Promise of hydrogen in the transition to a net-zero emissions future is fraught with challenges in production, storage, and utilisation and including disaster resilience of infrastructure at the current nascent stage can yield exponential benefits, a perspective paper released on Friday said.
"A cogent perspective on disaster and climate resilience of the hydrogen value chain with its infrastructure systems, sub-systems, components and assets is conspicuous by its absence in the current discourse," said the perspective paper on 'The Resilience Imperative: Forward Thinking on Hydrogen Infrastructure' released on the last day of the International Conference on Disaster Resilience Infrastructure here.
The conference was organised by the Coalition for Disaster Resilient Infrastructure (CDRI), a global multi-stakeholder partnership of national government, UN agencies, programmes, multilateral development banks, financing mechanisms, private sector, academic and knowledge institutions, committed to working with various stakeholders to promote the resilience of infrastructure globally in the changing climatic conditions.
"There is a clear need to recognise and understand the vulnerabilities in the value chain including dependence on renewable energy sources in the context of changing climate, the impact of hydrogen production on available natural resources, mainly water, need for investing in specialized transport infrastructure among others," the paper said, and suggested: "Including disaster resilience of infrastructure in the discourse could yield exponential benefits if incorporated at this nascent stage of the hydrogen economy."
The organisers said the perspective paper is based on the practical inputs from different stakeholders globally and secondary theoretical insights from secondary literature review on the importance of taking a holistic approach to the resilience of infrastructure for driving the hydrogen economy and to introduce future programmatic offerings by CDRI.

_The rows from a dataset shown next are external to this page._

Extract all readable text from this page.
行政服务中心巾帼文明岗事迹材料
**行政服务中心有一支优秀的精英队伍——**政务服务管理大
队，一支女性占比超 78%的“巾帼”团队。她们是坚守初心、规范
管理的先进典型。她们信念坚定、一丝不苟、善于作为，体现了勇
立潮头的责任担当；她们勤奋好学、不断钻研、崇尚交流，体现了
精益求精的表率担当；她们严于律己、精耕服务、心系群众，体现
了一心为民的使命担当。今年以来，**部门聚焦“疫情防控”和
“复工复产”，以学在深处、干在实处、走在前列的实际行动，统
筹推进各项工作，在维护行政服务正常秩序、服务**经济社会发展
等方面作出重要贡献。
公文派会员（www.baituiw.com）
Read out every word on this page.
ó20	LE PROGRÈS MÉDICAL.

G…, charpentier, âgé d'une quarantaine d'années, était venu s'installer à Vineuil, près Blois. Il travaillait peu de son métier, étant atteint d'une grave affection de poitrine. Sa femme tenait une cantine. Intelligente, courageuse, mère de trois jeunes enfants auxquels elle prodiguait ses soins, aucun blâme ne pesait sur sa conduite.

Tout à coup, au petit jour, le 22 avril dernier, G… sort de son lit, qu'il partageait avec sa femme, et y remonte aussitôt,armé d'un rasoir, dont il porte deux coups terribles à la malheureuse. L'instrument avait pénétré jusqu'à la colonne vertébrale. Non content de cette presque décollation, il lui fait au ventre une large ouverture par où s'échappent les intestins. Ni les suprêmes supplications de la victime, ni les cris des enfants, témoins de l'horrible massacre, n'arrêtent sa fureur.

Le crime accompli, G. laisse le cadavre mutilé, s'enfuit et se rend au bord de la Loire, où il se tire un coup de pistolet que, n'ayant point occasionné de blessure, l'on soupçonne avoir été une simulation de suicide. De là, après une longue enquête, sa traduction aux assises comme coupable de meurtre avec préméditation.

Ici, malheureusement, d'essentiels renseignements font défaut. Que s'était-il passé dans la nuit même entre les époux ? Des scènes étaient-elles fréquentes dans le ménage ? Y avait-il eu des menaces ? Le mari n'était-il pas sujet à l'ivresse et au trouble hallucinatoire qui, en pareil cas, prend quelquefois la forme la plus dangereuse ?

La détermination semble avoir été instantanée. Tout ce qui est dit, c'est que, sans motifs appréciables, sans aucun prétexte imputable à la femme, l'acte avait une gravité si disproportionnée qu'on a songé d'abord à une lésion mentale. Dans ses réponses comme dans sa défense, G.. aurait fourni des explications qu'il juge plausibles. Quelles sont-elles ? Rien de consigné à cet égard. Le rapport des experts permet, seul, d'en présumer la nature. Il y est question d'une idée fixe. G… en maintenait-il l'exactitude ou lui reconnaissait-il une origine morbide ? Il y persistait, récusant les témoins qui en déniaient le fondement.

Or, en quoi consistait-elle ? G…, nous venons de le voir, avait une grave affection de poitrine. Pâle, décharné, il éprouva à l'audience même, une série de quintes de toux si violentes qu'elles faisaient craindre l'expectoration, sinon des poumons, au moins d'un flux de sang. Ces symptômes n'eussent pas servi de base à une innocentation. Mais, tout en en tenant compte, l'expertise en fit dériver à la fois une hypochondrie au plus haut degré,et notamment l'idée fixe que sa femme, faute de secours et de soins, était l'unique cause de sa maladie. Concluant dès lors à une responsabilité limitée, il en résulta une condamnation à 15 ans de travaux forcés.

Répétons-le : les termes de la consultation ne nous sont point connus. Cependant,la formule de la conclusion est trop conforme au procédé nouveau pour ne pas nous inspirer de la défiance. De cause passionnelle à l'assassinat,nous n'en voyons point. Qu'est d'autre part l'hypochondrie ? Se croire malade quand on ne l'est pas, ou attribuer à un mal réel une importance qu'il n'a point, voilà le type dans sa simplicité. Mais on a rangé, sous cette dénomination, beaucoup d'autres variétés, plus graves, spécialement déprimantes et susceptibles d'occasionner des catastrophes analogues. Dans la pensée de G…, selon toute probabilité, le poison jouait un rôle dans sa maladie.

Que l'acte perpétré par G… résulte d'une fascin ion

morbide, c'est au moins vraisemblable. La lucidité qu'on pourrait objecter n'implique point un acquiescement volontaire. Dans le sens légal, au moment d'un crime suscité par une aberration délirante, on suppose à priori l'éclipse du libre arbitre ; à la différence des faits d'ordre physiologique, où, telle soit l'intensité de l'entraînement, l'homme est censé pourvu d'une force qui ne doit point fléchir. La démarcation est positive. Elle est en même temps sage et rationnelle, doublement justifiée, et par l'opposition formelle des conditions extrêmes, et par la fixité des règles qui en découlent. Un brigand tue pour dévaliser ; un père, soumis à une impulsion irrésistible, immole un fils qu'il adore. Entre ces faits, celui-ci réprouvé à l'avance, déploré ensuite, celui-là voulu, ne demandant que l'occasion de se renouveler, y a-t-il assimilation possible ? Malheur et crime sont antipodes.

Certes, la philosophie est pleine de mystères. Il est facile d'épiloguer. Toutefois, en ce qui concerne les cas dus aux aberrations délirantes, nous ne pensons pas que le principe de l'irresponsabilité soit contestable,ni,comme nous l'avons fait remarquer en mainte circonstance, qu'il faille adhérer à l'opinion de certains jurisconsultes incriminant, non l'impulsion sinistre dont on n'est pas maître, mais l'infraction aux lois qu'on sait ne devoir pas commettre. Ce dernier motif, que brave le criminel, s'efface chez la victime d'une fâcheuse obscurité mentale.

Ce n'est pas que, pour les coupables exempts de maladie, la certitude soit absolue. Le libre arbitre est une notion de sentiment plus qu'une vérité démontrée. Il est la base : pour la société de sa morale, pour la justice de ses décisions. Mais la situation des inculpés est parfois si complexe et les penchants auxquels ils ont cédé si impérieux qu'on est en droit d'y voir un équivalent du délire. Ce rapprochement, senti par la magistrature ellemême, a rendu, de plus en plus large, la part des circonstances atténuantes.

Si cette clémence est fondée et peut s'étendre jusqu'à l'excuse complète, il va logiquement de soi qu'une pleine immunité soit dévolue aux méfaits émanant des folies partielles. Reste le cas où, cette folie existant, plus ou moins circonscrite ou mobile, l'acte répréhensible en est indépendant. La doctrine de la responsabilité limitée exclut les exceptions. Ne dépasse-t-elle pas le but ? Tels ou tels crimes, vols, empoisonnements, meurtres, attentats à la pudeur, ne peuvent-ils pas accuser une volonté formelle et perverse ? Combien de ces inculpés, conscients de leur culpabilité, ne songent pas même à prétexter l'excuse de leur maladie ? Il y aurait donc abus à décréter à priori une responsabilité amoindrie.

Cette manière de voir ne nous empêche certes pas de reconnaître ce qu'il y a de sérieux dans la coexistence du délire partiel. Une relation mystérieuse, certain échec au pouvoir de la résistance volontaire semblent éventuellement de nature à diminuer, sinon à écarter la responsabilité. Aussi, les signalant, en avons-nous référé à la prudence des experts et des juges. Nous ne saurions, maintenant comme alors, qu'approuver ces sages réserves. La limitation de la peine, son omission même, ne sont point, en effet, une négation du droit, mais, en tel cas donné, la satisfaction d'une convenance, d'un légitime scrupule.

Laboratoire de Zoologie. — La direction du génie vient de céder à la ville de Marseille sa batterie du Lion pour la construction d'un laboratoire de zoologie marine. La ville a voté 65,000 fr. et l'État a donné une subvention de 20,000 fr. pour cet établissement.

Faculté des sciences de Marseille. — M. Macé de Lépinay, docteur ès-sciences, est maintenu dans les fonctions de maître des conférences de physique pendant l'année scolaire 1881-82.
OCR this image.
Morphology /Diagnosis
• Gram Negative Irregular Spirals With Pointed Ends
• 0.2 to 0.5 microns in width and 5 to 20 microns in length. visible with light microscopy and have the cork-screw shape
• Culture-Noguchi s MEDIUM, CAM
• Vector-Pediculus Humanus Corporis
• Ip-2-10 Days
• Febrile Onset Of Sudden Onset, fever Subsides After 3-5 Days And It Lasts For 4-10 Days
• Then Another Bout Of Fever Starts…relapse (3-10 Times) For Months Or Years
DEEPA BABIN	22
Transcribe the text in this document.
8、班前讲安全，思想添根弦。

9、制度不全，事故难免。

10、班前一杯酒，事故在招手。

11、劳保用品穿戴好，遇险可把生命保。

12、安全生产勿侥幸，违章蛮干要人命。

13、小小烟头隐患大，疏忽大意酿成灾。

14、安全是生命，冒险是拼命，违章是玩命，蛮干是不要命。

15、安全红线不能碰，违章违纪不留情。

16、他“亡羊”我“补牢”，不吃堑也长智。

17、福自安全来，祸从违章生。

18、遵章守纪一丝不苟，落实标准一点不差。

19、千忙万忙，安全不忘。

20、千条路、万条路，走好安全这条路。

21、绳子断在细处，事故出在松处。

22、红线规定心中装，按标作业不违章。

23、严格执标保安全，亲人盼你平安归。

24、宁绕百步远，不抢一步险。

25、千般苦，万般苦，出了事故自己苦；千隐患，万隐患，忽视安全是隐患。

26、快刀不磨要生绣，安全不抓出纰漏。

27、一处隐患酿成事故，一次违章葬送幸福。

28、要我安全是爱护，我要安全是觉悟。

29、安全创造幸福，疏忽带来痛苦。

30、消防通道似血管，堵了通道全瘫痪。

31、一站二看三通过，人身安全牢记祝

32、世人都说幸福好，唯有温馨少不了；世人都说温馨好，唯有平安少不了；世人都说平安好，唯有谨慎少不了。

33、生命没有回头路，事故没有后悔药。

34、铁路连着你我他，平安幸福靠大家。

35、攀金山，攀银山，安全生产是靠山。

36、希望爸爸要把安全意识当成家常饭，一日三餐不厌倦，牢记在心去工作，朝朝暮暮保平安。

"A global energy transition is underway. The drivers of this transition include equitable access, security and cleaner forms of energy to address climate change. Across several countries, hydrogen is likely to form a critical pillar of this transition. Hydrogen offers a green carbon-neutral alternative to generate electricity as well as power transport and industry. The report of the Intergovernmental Panel on Climate Change (IPCC) Report on Mitigation of Climate Change released in April 2022 specifically refers to the role of hydrogen as an energy source for heating, transport and heavy industry," said Kamal Kishore, India Co-chair, CDRI executive committee and Member Secretary, National Disaster Management Authority (NDMA) in the foreword of the report.
"The paper underscores the complexities of hydrogen infrastructure globally, while reinforcing the importance of resilience as we transition to renewable energy sources. It is our hope that this paper influences planners and decision makers and serves as a resource for all stakeholders on a transition to a clean and resilient future," Veena Reddy, co-chair CDRI from 2022-2024 as a representative of the US, added.